Het voert ons opnieuw naar de initiële positie van Ronald Dworkin of de autonomie van de patiënt best wordt gerespecteerd door advance directives die opgesteld worden op een ogenblik dat de competente persoon tot een sereen en weloverwogen oordeel komt, op basis van zijn integriteit in de filosofische veronderstelling dat de morele persoon zijn identiteit bewaart.

Onderzoek naar ethische en psychosociale aspecten van prenatale diagnose en screening met de nadruk op de toenemende implementatie van sequentiëringstechnologieën van de volgende generatie in een klinische context

Door de groeiende technologische ontwikkelingen in de genetica neemt de genetische informatie toe. De nieuwe generatie van DNA-sequentiëring maakt genetisch onderzoek goedkoper en toegankelijker. Klinische genetica speelt in steeds meer domeinen van de geneeskunde een rol. 
Waar enkele tientallen jaren terug prenatale en presymptomatische testen nog onderwerp van ethische discussie waren, verschuift het debat vandaag naar nieuwe ontwikkelingen.

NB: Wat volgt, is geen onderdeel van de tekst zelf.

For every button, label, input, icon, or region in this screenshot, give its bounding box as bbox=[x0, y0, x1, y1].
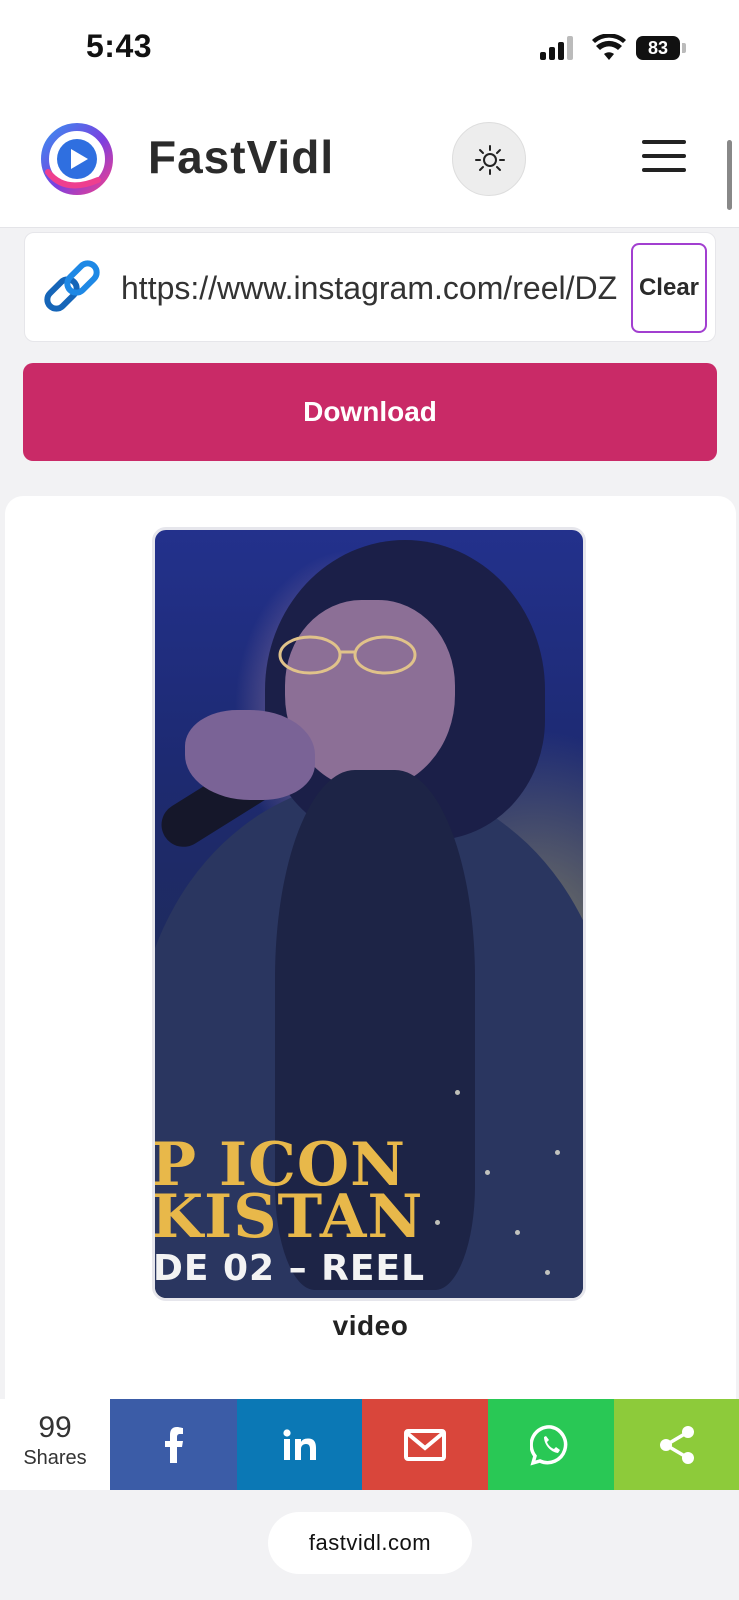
email-share-button[interactable] bbox=[362, 1399, 488, 1490]
thumbnail-caption-line-3: DE 02 – REEL bbox=[153, 1248, 426, 1289]
video-thumbnail[interactable]: P ICON KISTAN DE 02 – REEL bbox=[152, 527, 586, 1301]
whatsapp-icon bbox=[530, 1424, 568, 1466]
thumbnail-caption-line-2: KISTAN bbox=[152, 1182, 424, 1252]
thumbnail-glasses bbox=[278, 635, 417, 675]
theme-toggle-button[interactable] bbox=[452, 122, 526, 196]
status-bar: 5:43 83 bbox=[0, 0, 739, 100]
thumbnail-hand bbox=[185, 710, 315, 800]
share-bar: 99 Shares bbox=[0, 1399, 739, 1490]
url-input[interactable] bbox=[121, 263, 645, 313]
share-count-label: Shares bbox=[23, 1447, 87, 1469]
hamburger-menu-icon[interactable] bbox=[642, 140, 686, 176]
email-icon bbox=[404, 1428, 446, 1461]
play-logo-icon[interactable] bbox=[40, 122, 114, 196]
url-input-card: Clear bbox=[24, 232, 716, 342]
share-count-number: 99 bbox=[38, 1411, 72, 1444]
brand-name[interactable]: FastVidl bbox=[148, 130, 334, 184]
site-header: FastVidl bbox=[0, 100, 739, 228]
share-button[interactable] bbox=[614, 1399, 739, 1490]
whatsapp-share-button[interactable] bbox=[488, 1399, 614, 1490]
browser-address-pill[interactable]: fastvidl.com bbox=[268, 1512, 472, 1574]
linkedin-share-button[interactable] bbox=[237, 1399, 362, 1490]
cellular-signal-icon bbox=[540, 36, 576, 60]
sun-icon bbox=[475, 145, 505, 175]
share-icon bbox=[659, 1425, 694, 1464]
scrollbar[interactable] bbox=[727, 140, 732, 210]
battery-icon: 83 bbox=[636, 36, 680, 60]
share-count: 99 Shares bbox=[0, 1399, 110, 1490]
link-icon bbox=[44, 260, 100, 312]
facebook-icon bbox=[164, 1426, 183, 1463]
status-time: 5:43 bbox=[86, 28, 153, 64]
clear-button[interactable]: Clear bbox=[631, 243, 707, 333]
media-type-label: video bbox=[332, 1310, 409, 1341]
wifi-icon bbox=[592, 34, 626, 60]
download-button[interactable]: Download bbox=[23, 363, 717, 461]
linkedin-icon bbox=[282, 1428, 316, 1460]
facebook-share-button[interactable] bbox=[110, 1399, 237, 1490]
battery-cap bbox=[682, 43, 686, 53]
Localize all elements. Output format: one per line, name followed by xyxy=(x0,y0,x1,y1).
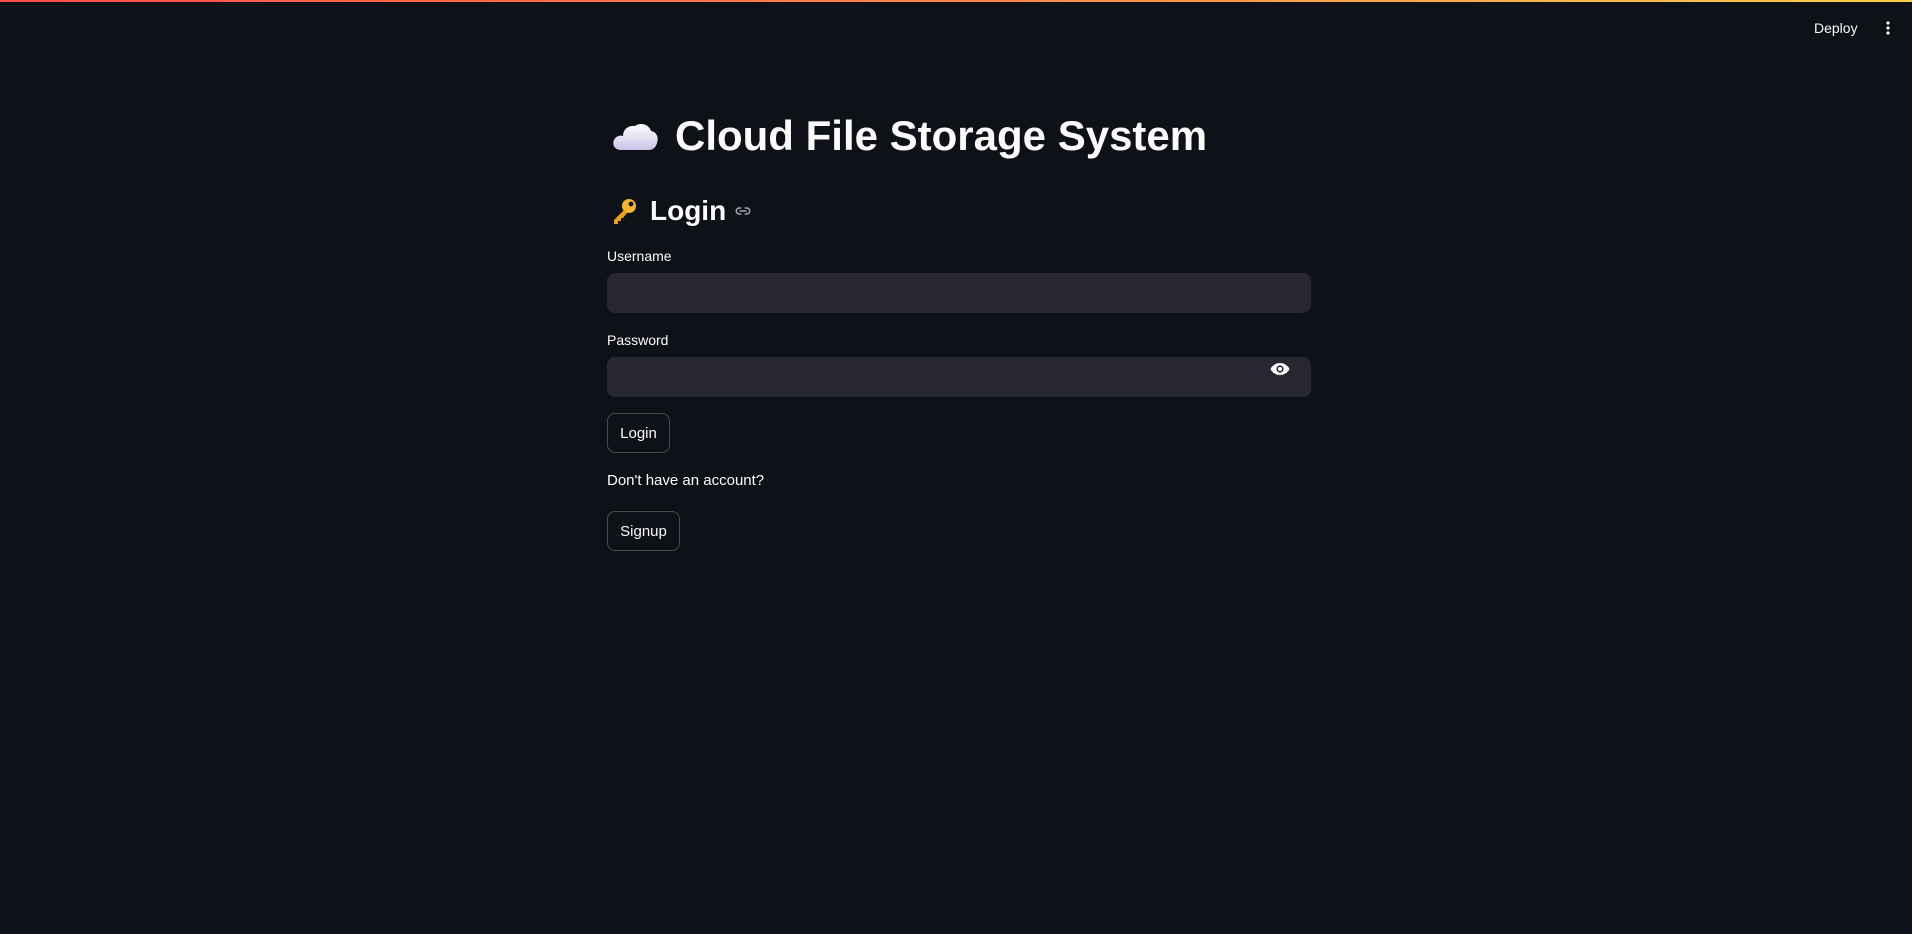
login-heading-text: Login xyxy=(650,195,727,226)
signup-prompt: Don't have an account? xyxy=(607,472,765,489)
page-title: Cloud File Storage System xyxy=(611,112,1207,160)
link-icon[interactable] xyxy=(734,202,752,220)
password-input[interactable] xyxy=(607,357,1311,397)
password-label: Password xyxy=(607,332,669,348)
key-icon xyxy=(614,199,636,224)
password-visibility-toggle[interactable] xyxy=(1267,356,1293,382)
page-title-text: Cloud File Storage System xyxy=(675,112,1208,159)
username-label: Username xyxy=(607,248,672,264)
more-vertical-icon xyxy=(1886,21,1890,35)
login-heading: Login xyxy=(610,195,752,227)
eye-icon xyxy=(1270,363,1290,375)
main-menu-button[interactable] xyxy=(1876,16,1900,40)
login-button[interactable]: Login xyxy=(607,413,670,453)
username-input[interactable] xyxy=(607,273,1311,313)
signup-button[interactable]: Signup xyxy=(607,511,680,551)
cloud-icon xyxy=(613,123,658,150)
deploy-button[interactable]: Deploy xyxy=(1806,16,1866,40)
app-header: Deploy xyxy=(0,0,1912,56)
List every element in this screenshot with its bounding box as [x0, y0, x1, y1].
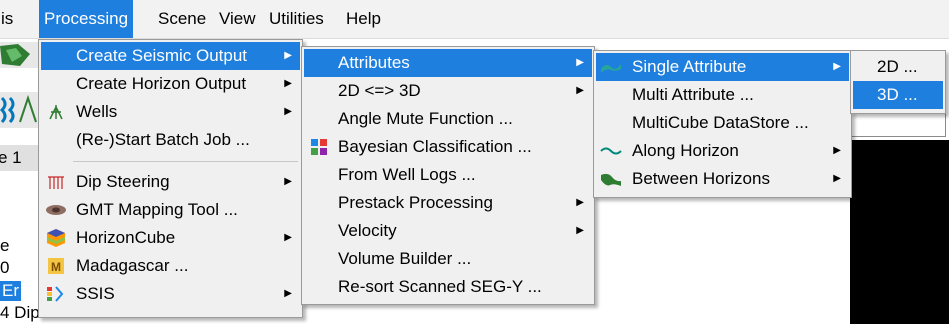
tree-selected-item[interactable]: Er [0, 281, 21, 301]
dip-steering-icon [45, 172, 67, 192]
menu-item-from-well-logs[interactable]: From Well Logs ... [304, 161, 592, 189]
menu-item-resort-scanned-segy[interactable]: Re-sort Scanned SEG-Y ... [304, 273, 592, 301]
chevron-right-icon: ▶ [284, 288, 292, 299]
3d-viewer[interactable] [850, 140, 949, 324]
menu-item-create-seismic-output[interactable]: Create Seismic Output ▶ [41, 42, 300, 70]
menu-item-attributes[interactable]: Attributes ▶ [304, 49, 592, 77]
horizoncube-icon [45, 228, 67, 248]
menu-item-single-attribute[interactable]: Single Attribute ▶ [596, 53, 849, 81]
right-field[interactable] [850, 113, 946, 137]
bayesian-icon [308, 137, 330, 157]
menu-processing[interactable]: Processing [39, 0, 134, 38]
along-horizon-icon [600, 141, 622, 161]
chevron-right-icon: ▶ [833, 145, 841, 156]
chevron-right-icon: ▶ [284, 78, 292, 89]
chevron-right-icon: ▶ [576, 197, 584, 208]
menu-item-ssis[interactable]: SSIS ▶ [41, 280, 300, 308]
toolbar-icon [0, 44, 30, 66]
menu-item-wells[interactable]: Wells ▶ [41, 98, 300, 126]
single-attribute-icon [600, 57, 622, 77]
menu-item-multicube-datastore[interactable]: MultiCube DataStore ... [596, 109, 849, 137]
menu-bar: is Processing Scene View Utilities Help [0, 0, 949, 39]
wells-icon [45, 102, 67, 122]
menu-item-volume-builder[interactable]: Volume Builder ... [304, 245, 592, 273]
menu-item-2d-3d[interactable]: 2D <=> 3D ▶ [304, 77, 592, 105]
menu-item-restart-batch-job[interactable]: (Re-)Start Batch Job ... [41, 126, 300, 154]
chevron-right-icon: ▶ [284, 176, 292, 187]
chevron-right-icon: ▶ [833, 61, 841, 72]
menu-item-horizoncube[interactable]: HorizonCube ▶ [41, 224, 300, 252]
tab-label: e 1 [0, 148, 22, 167]
tree-text: e [0, 236, 10, 255]
tab-strip: e 1 [0, 145, 40, 171]
menu-item-2d[interactable]: 2D ... [853, 53, 943, 81]
tree-value: 0 [0, 258, 10, 277]
gmt-icon [45, 200, 67, 220]
menu-separator [73, 161, 298, 162]
toolbar-strip-2 [0, 92, 40, 128]
menu-item-angle-mute-function[interactable]: Angle Mute Function ... [304, 105, 592, 133]
menu-scene[interactable]: Scene [153, 0, 211, 38]
single-attribute-submenu: 2D ... 3D ... [850, 50, 946, 114]
menu-view[interactable]: View [214, 0, 261, 38]
menu-item-dip-steering[interactable]: Dip Steering ▶ [41, 168, 300, 196]
chevron-right-icon: ▶ [576, 57, 584, 68]
processing-menu: Create Seismic Output ▶ Create Horizon O… [38, 39, 303, 318]
menu-item-gmt-mapping-tool[interactable]: GMT Mapping Tool ... [41, 196, 300, 224]
menu-item-madagascar[interactable]: M Madagascar ... [41, 252, 300, 280]
menu-help[interactable]: Help [341, 0, 386, 38]
menu-item-3d[interactable]: 3D ... [853, 81, 943, 109]
svg-text:M: M [51, 260, 61, 274]
menu-item-multi-attribute[interactable]: Multi Attribute ... [596, 81, 849, 109]
madagascar-icon: M [45, 256, 67, 276]
menu-analysis[interactable]: is [0, 0, 18, 38]
chevron-right-icon: ▶ [576, 85, 584, 96]
chevron-right-icon: ▶ [284, 50, 292, 61]
menu-item-prestack-processing[interactable]: Prestack Processing ▶ [304, 189, 592, 217]
chevron-right-icon: ▶ [284, 106, 292, 117]
chevron-right-icon: ▶ [833, 173, 841, 184]
seismic-output-submenu: Attributes ▶ 2D <=> 3D ▶ Angle Mute Func… [301, 46, 595, 305]
menu-utilities[interactable]: Utilities [264, 0, 329, 38]
toolbar-icon-2 [0, 94, 37, 124]
menu-item-bayesian-classification[interactable]: Bayesian Classification ... [304, 133, 592, 161]
ssis-icon [45, 284, 67, 304]
between-horizons-icon [600, 169, 622, 189]
chevron-right-icon: ▶ [576, 225, 584, 236]
chevron-right-icon: ▶ [284, 232, 292, 243]
toolbar-strip [0, 42, 40, 68]
menu-item-create-horizon-output[interactable]: Create Horizon Output ▶ [41, 70, 300, 98]
menu-item-velocity[interactable]: Velocity ▶ [304, 217, 592, 245]
menu-item-along-horizon[interactable]: Along Horizon ▶ [596, 137, 849, 165]
menu-item-between-horizons[interactable]: Between Horizons ▶ [596, 165, 849, 193]
attributes-submenu: Single Attribute ▶ Multi Attribute ... M… [593, 50, 852, 198]
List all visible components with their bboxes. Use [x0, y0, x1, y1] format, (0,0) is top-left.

Bij non-invasieve prenatale testen (NIPT), sinds 2013 beschikbaar in België, brengt een eenvoudige bloedtest bij de moeder genetische informatie over de foetus aan het licht. ‘Incidental findings’ zoals ongediagnosticeerde aandoeningen of non-paterniteit kunnen onverwacht bij een genetische test met een oorspronkelijk ander doel of bij deelname aan een onderzoeksproject opduiken. ‘Direct-to-consumer genetic testing’ laat toe een genetische test online te bestellen. Sinds 2009 identificeert ‘Expanded carrier screening’ dragers voor honderden recessieve aandoeningen. Zo kunnen koppels preconceptueel geïdentificeerd worden op dragerschap en op hun risico om een kind met de genetische aandoening te krijgen. Ook hier stelt zich de vraag welke informatie al dan niet wordt meegdeeld: enkel de informatie die relevant is voor het huidige koppel of voor de geteste individuen ongeacht hun huidige partner of voor alle familieleden van de geteste individuen? Wat gebeurt er met eventuele ‘Incidental findings’?

De toevloed van genetische informatie in de volgende decennia confronteert gezinnen (en artsen) vaker met vragen rond het al dan niet communiceren hierover.


Probleemstelling: welke informatie dient te worden meegedeeld aan gezinnen die gebruik (zullen) maken van dit soort genetische testen?